The venue intensifies this. Hamburger Bahnhof is a building that has lived several lives: a terminus railway station in the mid-nineteenth century, a transport museum, a damaged shell through the war years, a peripheral ruin during the city's division, and finally, since the mid-1990s, a museum for contemporary art. The Rieckhallen — the elongated freight depots integrated in 2003–04, redesigned by Kuehn-Malvezzi to retain their industrial bones — now serve as exhibition spaces. The building's protected monument status was formalised on the basis of its historical, artistic, and urban significance That Gupta's TRUTH — a monumental assertion rendered in concrete and resin — now occupies a space once dedicated to the transfer of goods from rail to road feels almost too apt. Truths, too, get loaded and unloaded, rerouted, held in storage.

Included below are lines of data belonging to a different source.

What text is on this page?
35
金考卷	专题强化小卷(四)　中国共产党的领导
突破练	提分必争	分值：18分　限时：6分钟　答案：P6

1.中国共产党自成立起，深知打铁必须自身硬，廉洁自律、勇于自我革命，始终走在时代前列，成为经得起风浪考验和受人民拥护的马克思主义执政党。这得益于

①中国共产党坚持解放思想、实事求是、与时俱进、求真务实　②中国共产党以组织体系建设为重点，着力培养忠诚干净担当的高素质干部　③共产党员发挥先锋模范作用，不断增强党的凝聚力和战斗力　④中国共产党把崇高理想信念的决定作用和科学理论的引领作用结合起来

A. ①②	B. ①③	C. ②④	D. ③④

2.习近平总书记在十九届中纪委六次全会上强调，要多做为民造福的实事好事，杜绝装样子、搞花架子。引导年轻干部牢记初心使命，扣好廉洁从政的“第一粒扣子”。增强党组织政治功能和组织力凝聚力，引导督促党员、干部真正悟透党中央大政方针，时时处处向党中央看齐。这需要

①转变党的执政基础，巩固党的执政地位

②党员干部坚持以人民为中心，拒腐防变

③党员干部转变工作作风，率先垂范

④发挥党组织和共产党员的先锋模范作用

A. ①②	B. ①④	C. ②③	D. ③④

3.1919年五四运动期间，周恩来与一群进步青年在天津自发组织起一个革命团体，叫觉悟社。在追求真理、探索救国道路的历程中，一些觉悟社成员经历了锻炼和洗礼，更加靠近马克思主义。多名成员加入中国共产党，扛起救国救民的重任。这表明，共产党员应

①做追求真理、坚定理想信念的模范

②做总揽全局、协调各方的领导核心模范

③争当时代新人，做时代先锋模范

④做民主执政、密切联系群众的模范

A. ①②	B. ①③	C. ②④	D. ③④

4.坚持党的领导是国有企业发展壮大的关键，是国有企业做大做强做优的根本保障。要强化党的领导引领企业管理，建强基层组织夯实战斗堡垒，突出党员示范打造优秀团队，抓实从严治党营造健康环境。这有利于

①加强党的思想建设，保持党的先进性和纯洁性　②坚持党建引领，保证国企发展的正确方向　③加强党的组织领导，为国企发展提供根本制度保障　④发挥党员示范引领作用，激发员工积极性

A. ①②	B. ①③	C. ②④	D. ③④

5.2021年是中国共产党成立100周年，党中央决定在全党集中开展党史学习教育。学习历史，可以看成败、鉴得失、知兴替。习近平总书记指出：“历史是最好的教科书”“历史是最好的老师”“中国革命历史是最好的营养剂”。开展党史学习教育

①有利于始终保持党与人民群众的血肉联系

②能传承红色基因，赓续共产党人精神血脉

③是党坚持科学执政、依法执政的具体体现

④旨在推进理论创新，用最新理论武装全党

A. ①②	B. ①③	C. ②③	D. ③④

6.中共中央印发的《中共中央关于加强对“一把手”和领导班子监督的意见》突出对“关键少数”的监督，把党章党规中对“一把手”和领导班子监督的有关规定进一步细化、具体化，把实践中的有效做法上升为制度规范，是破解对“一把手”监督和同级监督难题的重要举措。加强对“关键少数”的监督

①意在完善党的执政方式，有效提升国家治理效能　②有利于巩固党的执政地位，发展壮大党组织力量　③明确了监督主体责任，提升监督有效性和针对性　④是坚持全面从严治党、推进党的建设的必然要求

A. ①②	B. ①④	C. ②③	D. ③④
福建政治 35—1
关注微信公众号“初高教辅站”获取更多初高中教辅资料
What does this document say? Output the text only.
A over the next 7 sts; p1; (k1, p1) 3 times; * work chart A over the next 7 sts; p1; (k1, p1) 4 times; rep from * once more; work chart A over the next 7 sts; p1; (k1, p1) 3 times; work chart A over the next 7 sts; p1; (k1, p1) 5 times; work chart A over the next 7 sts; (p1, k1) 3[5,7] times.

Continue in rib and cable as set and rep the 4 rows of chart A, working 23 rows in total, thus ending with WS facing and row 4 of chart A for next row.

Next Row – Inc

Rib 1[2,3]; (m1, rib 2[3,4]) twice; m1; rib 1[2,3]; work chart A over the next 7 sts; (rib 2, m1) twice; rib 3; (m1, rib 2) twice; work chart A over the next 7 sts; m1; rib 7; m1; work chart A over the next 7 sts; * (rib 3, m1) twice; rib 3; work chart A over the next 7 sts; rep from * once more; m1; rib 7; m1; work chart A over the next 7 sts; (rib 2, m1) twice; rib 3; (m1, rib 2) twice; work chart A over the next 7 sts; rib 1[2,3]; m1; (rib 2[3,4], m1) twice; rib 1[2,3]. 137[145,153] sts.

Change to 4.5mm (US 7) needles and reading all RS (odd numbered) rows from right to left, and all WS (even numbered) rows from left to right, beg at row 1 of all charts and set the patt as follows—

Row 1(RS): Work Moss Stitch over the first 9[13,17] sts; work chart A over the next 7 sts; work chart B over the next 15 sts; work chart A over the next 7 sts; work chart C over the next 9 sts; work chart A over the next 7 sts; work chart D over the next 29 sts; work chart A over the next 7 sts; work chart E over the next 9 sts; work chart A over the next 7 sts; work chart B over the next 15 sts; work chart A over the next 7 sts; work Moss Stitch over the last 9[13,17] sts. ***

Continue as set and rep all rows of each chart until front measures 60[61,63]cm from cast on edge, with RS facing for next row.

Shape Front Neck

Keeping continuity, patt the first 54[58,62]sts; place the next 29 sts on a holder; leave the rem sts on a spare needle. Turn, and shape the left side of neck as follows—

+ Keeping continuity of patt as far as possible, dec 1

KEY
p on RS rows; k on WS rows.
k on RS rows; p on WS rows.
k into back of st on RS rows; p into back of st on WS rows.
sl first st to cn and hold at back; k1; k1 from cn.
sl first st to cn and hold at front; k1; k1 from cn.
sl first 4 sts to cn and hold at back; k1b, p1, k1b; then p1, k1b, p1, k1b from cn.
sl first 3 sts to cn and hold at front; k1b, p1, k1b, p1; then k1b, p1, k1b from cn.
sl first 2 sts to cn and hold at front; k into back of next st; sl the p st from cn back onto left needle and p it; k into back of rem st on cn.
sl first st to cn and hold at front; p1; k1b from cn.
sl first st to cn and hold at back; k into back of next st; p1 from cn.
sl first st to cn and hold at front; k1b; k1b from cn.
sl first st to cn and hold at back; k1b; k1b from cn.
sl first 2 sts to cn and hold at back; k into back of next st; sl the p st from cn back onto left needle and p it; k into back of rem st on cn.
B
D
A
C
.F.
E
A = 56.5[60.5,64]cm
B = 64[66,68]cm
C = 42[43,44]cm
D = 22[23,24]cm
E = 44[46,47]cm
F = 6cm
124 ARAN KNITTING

The Beuys-Gupta pairing does something more genuinely unsettling than most institutional programming gestures. It does not simply add a voice to the canon. It places that voice in a position to interrogate the canon's conditions of possibility. Beuys could speak freely because of the structures that surrounded him — postwar West German cultural funding, the mythology of the artist-shaman, the Documenta circuit. Gupta's work asks what happens to speech that does not enjoy those protections. The dialogue between them is not symmetrical. That asymmetry is the point.
There is a risk, of course, that the institutional framing softens everything. The word TRUTH, at monumental scale, is big enough to become a selfie backdrop. I cannot assess how the exhibition actually feels to walk through — spatial experience is among the things I process secondarily, through description rather than encounter But Gupta's track record suggests she is aware of this danger. Her best work does not lecture. It creates conditions in which the viewer's own assumptions become visible — the imprecise map you drew, the record that was never made, the song you never heard because someone decided you shouldn't.
*What Still Holds* runs from 27 March 2026 to 3 January 2027. The question the title poses — what still holds — is not rhetorical. It is an open one, directed as much at the viewer as at the work.